2.3 Have the auditors voiced any concerns about any of the accounting policies used to prepare financial statements, or about any of the estimates in the financial statements?      
2.4 If YES have you done anything about the matter?      
3. Going concern status
3.1 Is there any possibility that the company might not be a going concern and may be trading whilst insolvent?      
3.2 If YES have you done anything about the matter      
4. The company’s risk exposures
4.1 Does the company have robust systems for monitoring and controlling risks?      
4.2 Are exposures to business risks and other risks within acceptable limits?      
4.3 In your opinion is the board reckless in allowing the company to operate with excessive risk exposures?      
5. Taxation
5.1 Are you satisfied that the company is reporting its tax affairs correctly to the tax authorities?      
5.2 Is there any risk of dispute with the tax authorities about any aspect of the company’s liabilities?      
6. Regulatory and statutory issues
6.1 Are there any regulatory issues that might expose NEDs to risk?      
6.2 If YES are you satisfied with the company’s compliance with regulations?      
6.3 Have you declared all conflicts of interest or potential conflicts of interests to the company and have these been authorised?      
6.4 Have you declared your interests in any transaction with the company?      
7. Compliance with the UK Corporate Governance Code
7.1 Are you aware of any non-compliance by the company with the requirements of the code?      
7.2 If YES has the company explained its non-compliance in the annual report and to your personal satisfaction?      

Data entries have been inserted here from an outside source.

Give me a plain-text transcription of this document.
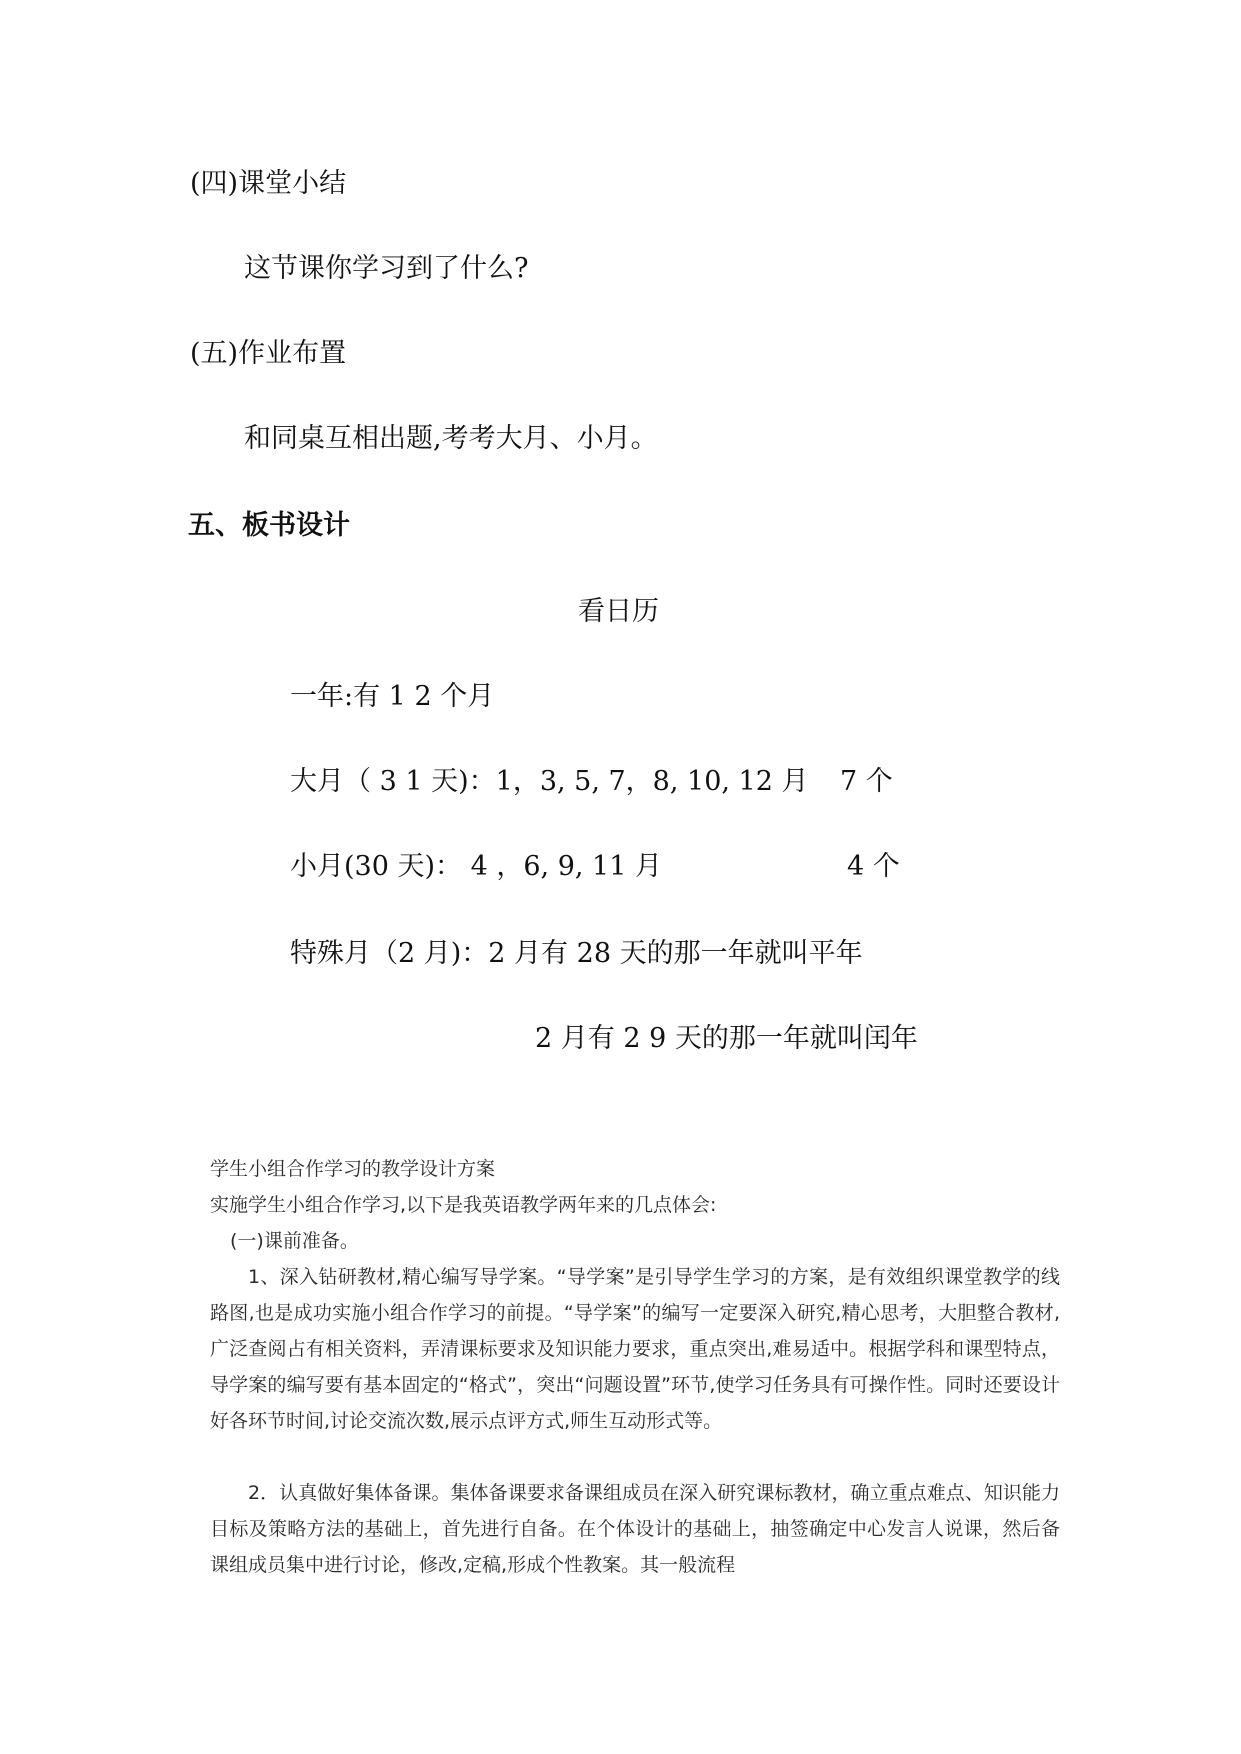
(四)课堂小结
这节课你学习到了什么?
(五)作业布置
和同桌互相出题,考考大月、小月。
五、板书设计
看日历
一年:有 1 2 个月
大月（ 3 1 天)：1，3, 5, 7，8, 10, 12 月 7 个
小月(30 天)： 4 ，6, 9, 11 月	4 个
特殊月（2 月)：2 月有 28 天的那一年就叫平年
2 月有 2 9 天的那一年就叫闰年
学生小组合作学习的教学设计方案
实施学生小组合作学习,以下是我英语教学两年来的几点体会:
(一)课前准备。

1、深入钻研教材,精心编写导学案。“导学案”是引导学生学习的方案，是有效组织课堂教学的线路图,也是成功实施小组合作学习的前提。“导学案”的编写一定要深入研究,精心思考，大胆整合教材,广泛查阅占有相关资料，弄清课标要求及知识能力要求，重点突出,难易适中。根据学科和课型特点，导学案的编写要有基本固定的“格式”，突出“问题设置”环节,使学习任务具有可操作性。同时还要设计好各环节时间,讨论交流次数,展示点评方式,师生互动形式等。

2．认真做好集体备课。集体备课要求备课组成员在深入研究课标教材，确立重点难点、知识能力目标及策略方法的基础上，首先进行自备。在个体设计的基础上，抽签确定中心发言人说课，然后备课组成员集中进行讨论，修改,定稿,形成个性教案。其一般流程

8. Directors’ and Officers’ liability insurance
8.1 Have you checked the terms of insurance and amount of cover provided?      
8.2 Are you satisfied with the cover provided?      
9. Dealing in shares of the company ( quoted companies)
9.1 Do you intend to buy or sell shares in the company?      
9.2 If YES you may be at risk of insider dealing      
9.3 If YES are you aware of the times when you may not deal to avoid breaching the Model code?      
9.4 Have you notified the company of any dealings in its shares within 4 business days?